Sementara Dewan Perwakilan Rakyat (DPR) yang memiliki fungsi control terhadap kebijkan dan berjalannya roda pemerintahan, menjadi sebuah lembaga yang menciptakan bagaimana korupsi itu mengalir jauh sampai ke level terendah, melalui hak budgeting yang dimiliki, bahkan dalam pembahasan Anggaran Pendapatan Belanja Negara (APBN) DPR dan Pemerintah membagi-bagi APBN tersebut secara merata sesuai dengan kebutuhan mereka baru disetujui melalui Paripurna DPR.
Partai sebagai Tonggak Demokrasi yang menguasai DPR dan sebagai Pengawas dalam jalannya roda pemerintahan, tidak melaksanakan tugasnya agar DPR dan Pemerintah tetap berjalan dalam koridor, namun partai sibuk menempatkan kader-kadernya diposisi yang sangat strategis.

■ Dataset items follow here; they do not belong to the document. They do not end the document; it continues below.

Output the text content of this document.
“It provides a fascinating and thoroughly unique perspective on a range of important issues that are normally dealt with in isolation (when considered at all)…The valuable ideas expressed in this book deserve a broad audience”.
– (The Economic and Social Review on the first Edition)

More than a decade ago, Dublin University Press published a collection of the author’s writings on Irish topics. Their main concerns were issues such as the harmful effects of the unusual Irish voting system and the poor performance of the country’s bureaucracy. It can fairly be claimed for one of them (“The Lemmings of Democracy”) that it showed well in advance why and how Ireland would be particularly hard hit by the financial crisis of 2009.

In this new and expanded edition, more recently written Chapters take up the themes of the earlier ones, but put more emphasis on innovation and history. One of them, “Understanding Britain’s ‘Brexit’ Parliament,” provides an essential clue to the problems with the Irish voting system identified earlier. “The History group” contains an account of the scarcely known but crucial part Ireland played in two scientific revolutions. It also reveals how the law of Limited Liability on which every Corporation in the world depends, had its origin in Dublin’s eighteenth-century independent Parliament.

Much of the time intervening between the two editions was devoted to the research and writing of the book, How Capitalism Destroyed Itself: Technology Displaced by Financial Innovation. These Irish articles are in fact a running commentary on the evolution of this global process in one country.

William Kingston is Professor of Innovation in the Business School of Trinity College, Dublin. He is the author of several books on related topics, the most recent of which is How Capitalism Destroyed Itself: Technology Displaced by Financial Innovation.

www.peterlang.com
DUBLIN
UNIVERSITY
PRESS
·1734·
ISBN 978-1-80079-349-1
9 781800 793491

Saat ini Pemerintah Indonesia jatuh dalam jurang kehancuran dikarenakan korupsi yang mengakibatkan Utang Negara mencapai Rp 7700 Triliun, lalu pemerintah sibuk mencari kambing hitam.
Saat ini Pemerintah lagi pusing dengan korupsi yang semakin subur, sebab IPK pemerintah menurun dalam hal pemberantasan korupsi. Wajar pemerintah Indonesia mendapat IPK yang rendah atas kegagalannya dalam pemberantasan korupsi, sebab pemerintah sedang menjalankan program penyuburan terhadap korupsi.

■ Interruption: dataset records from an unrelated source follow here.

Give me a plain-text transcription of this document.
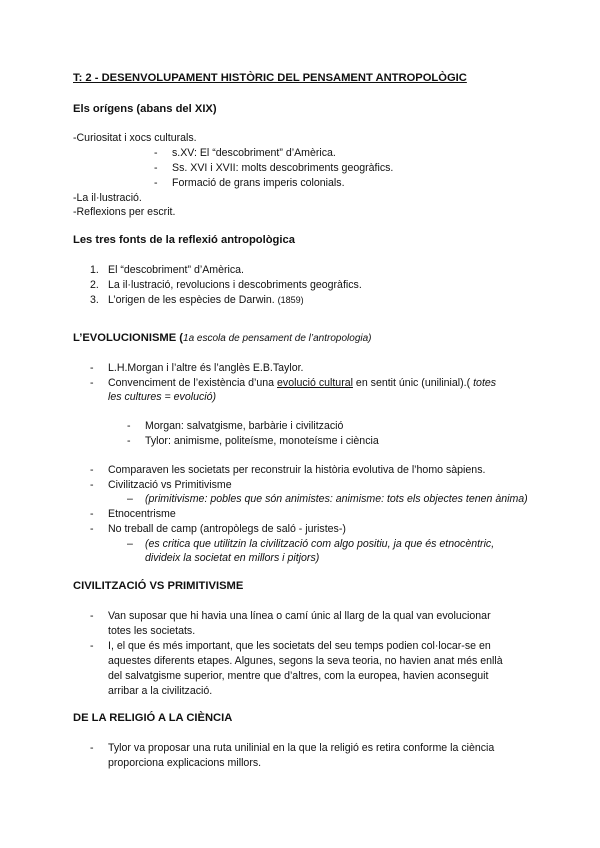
T: 2 - DESENVOLUPAMENT HISTÒRIC DEL PENSAMENT ANTROPOLÒGIC
Els orígens (abans del XIX)
-Curiositat i xocs culturals.
- s.XV: El “descobriment” d’Amèrica.
- Ss. XVI i XVII: molts descobriments geogràfics.
- Formació de grans imperis colonials.
-La il·lustració.
-Reflexions per escrit.
Les tres fonts de la reflexió antropològica
1. El “descobriment” d’Amèrica.
2. La il·lustració, revolucions i descobriments geogràfics.
3. L’origen de les espècies de Darwin. (1859)
L’EVOLUCIONISME (1a escola de pensament de l’antropologia)
- L.H.Morgan i l’altre és l’anglès E.B.Taylor.
- Convenciment de l’existència d’una evolució cultural en sentit únic (unilinial).( totes
les cultures = evolució)
- Morgan: salvatgisme, barbàrie i civilització
- Tylor: animisme, politeísme, monoteísme i ciència
- Comparaven les societats per reconstruir la història evolutiva de l’homo sàpiens.
- Civilització vs Primitivisme
– (primitivisme: pobles que són animistes: animisme: tots els objectes tenen ànima)
- Etnocentrisme
- No treball de camp (antropòlegs de saló - juristes-)
– (es critica que utilitzin la civilització com algo positiu, ja que és etnocèntric,
divideix la societat en millors i pitjors)
CIVILITZACIÓ VS PRIMITIVISME
- Van suposar que hi havia una línea o camí únic al llarg de la qual van evolucionar
totes les societats.
- I, el que és més important, que les societats del seu temps podien col·locar-se en
aquestes diferents etapes. Algunes, segons la seva teoria, no havien anat més enllà
del salvatgisme superior, mentre que d’altres, com la europea, havien aconseguit
arribar a la civilització.
DE LA RELIGIÓ A LA CIÈNCIA
- Tylor va proposar una ruta unilinial en la que la religió es retira conforme la ciència
proporciona explicacions millors.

Sebab tidak ada keraguan untuk melakukan korupsi walaupun harus menghilangkan mengorbankan banyak nyawa maupun merusak hukum seperti, kasus kanjuruhan, Kasus Brighadir Yosua, Kasus E KTP, Kasus Pengadaan 1000 unit Bus Way.
Sementara melalui hukum, seperti, Perppu No 1 Tahun 2020, UU Cipta Karya, UU KUHP, Kasus Indo Surya, Kasus Jiwas Raya, Kasus Surya Darmadi, Asabri, Kasus Tambang, Pencurian Uang rakyat melalui investasi bodong, Pengadaan Helikopter di Mabes Polri senilai Rp 2.4 Triliun.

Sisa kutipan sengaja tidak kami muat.